Jacques Le Goff, Jean-Pierre Vernant, Dialogue sur l’histoire. Entretiens avec Emmanuel Laurentin

Carlamaria Lucci
p. 231-233
Référence(s) :

Jacques Le Goff, Jean-Pierre Vernant, Dialogue sur l’histoire. Entretiens avec Emmanuel Laurentin, Bayard, Montrouge, 2014, 92 p., 13 euros / isbn 978 2 227 48769 7

Texte intégral

1Par ce livre, paru après la mort de ses deux protagonistes, le journaliste Emmanuel Laurentin offre le témoignage d’une série de conversations avec Jean-Pierre Vernant (1914-2006) et Jacques Le Goff (1924-2014), diffusées en janvier 2004 par la chaîne radiophonique France culture. L’importance d’une telle publication est proportionnelle à son statut de document : la forme des entretiens croisés permet de comparer la biographie et l’œuvre de JPV à celles de JLG. Il devient possible par là de réfléchir à une question d’histoire de la culture : celle des rapports entre l’anthropologie historique de la Grèce ancienne et l’anthropologie historique de l’Occident médiéval.

2Des entretiens ressort la conscience, partagée par JPV et JLG, d’avoir suivi deux parcours de recherche contemporains et indépendants l’un de l’autre, mais con­vergents quant à l’approche historico-anthropologique des faits de civilisation. La question des origines ressort du premier entretien (Les maîtres).
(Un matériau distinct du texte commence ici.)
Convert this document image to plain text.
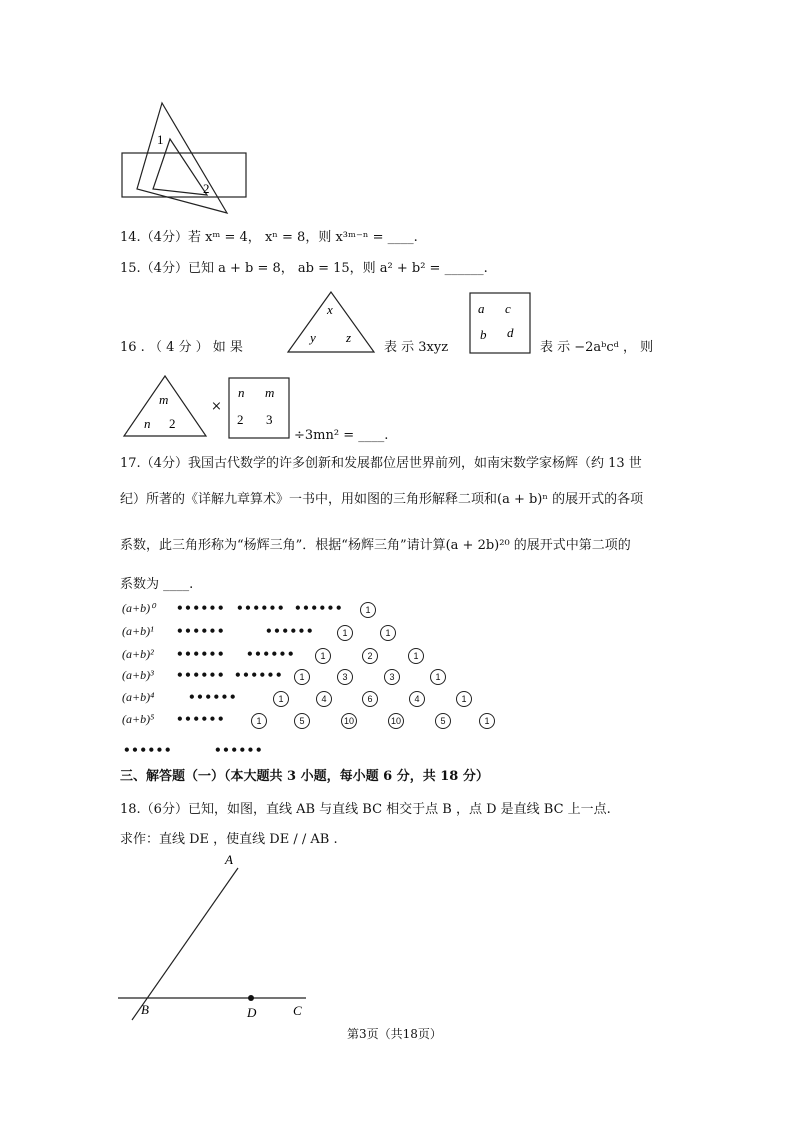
1
2
14.（4分）若 xᵐ = 4， xⁿ = 8，则 x³ᵐ⁻ⁿ = ____.
15.（4分）已知 a + b = 8， ab = 15，则 a² + b² = ______.
16 . （ 4 分 ） 如 果
x
y z
表 示 3xyz
a c
b d
表 示 −2aᵇcᵈ ， 则
m
n 2
×
n m
2 3
÷3mn² = ____.
17.（4分）我国古代数学的许多创新和发展都位居世界前列，如南宋数学家杨辉（约 13 世
纪）所著的《详解九章算术》一书中，用如图的三角形解释二项和(a + b)ⁿ 的展开式的各项
系数，此三角形称为“杨辉三角”．根据“杨辉三角”请计算(a + 2b)²⁰ 的展开式中第二项的
系数为 ____.
(a+b)⁰ •••••• •••••• ••••••	1
(a+b)¹ ••••••	••••••	1	1
(a+b)² •••••• ••••••	1	2	1
(a+b)³ •••••• ••••••	1	3	3	1
(a+b)⁴	••••••	1	4	6	4	1
(a+b)⁵ ••••••	1	5	10	10	5	1
••••••	••••••
三、解答题（一）（本大题共 3 小题，每小题 6 分，共 18 分）
18.（6分）已知，如图，直线 AB 与直线 BC 相交于点 B ，点 D 是直线 BC 上一点.
求作：直线 DE ，使直线 DE / / AB .
A
B	D	C
第3页（共18页）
Philosophe de for­mation, JPV isole deux influences croisées : celle d’Ignace Meyerson, fondateur de la psychologie historique, avec qui il partagea les années de la résistance à Toulouse et, à partir d’après-guerre, celle de Louis Gernet, helléniste de formation durkheimienne, à son tour ouvert à l’influence de Meyerson. Ces évocations permettent de faire le pont avec les reconstructions historiographiques qui identifient, dans les travaux de Gernet postérieurs à 1948 et dans les recueils d’essais de Vernant des années 1960-1970 (Les origines de la pensées grecque, 1962 ; Mythe et Pensée, 1965, Mythe et Société, 1974), les jalons fondateurs d’une anthropologie de la Grèce ancienne spécifiquement historique (cf. R. Di Donato, Per un’antropologia storica del mondo antico, 1990). Pour sa part, JLG, historien de formation, reconnaît ses maîtres dans deux historiens, membres du jury pour son agrégation en 1950 : Fernand Braudel et Maurice Lombard. À ceux-ci, il ajoute l’influence déterminante de l’œuvre de Marc Bloch (1886-1944), historien et héros de la résistance. Or, on sait que la revue des Annales, que celui-ci fonda en 1929 avec Lucien Febvre, marqua l’intégration des objets de la sociologie durkheimienne dans le cadre de l’histoire, ainsi que l’émancipation de la discipline historique d’une approche strictement événementielle. La cohérence de JLG avec de telles origines est confirmée par la suite de sa biographie intellectuelle : proche de la revue des Annales, dirigée par Braudel (maître de la longue durée) dans les années 1950-1960, il parvint par la suite à promouvoir l’interlocution entre histoire et ethnologie. D’où la fondation d’une anthropologie historique de l’Occident médiéval, dont les bases théoriques et le programme, redevables, entre autres, aux travaux de Mauss, se trouvent déjà énoncés dans la préface à Pour un autre Moyen Âge (1977).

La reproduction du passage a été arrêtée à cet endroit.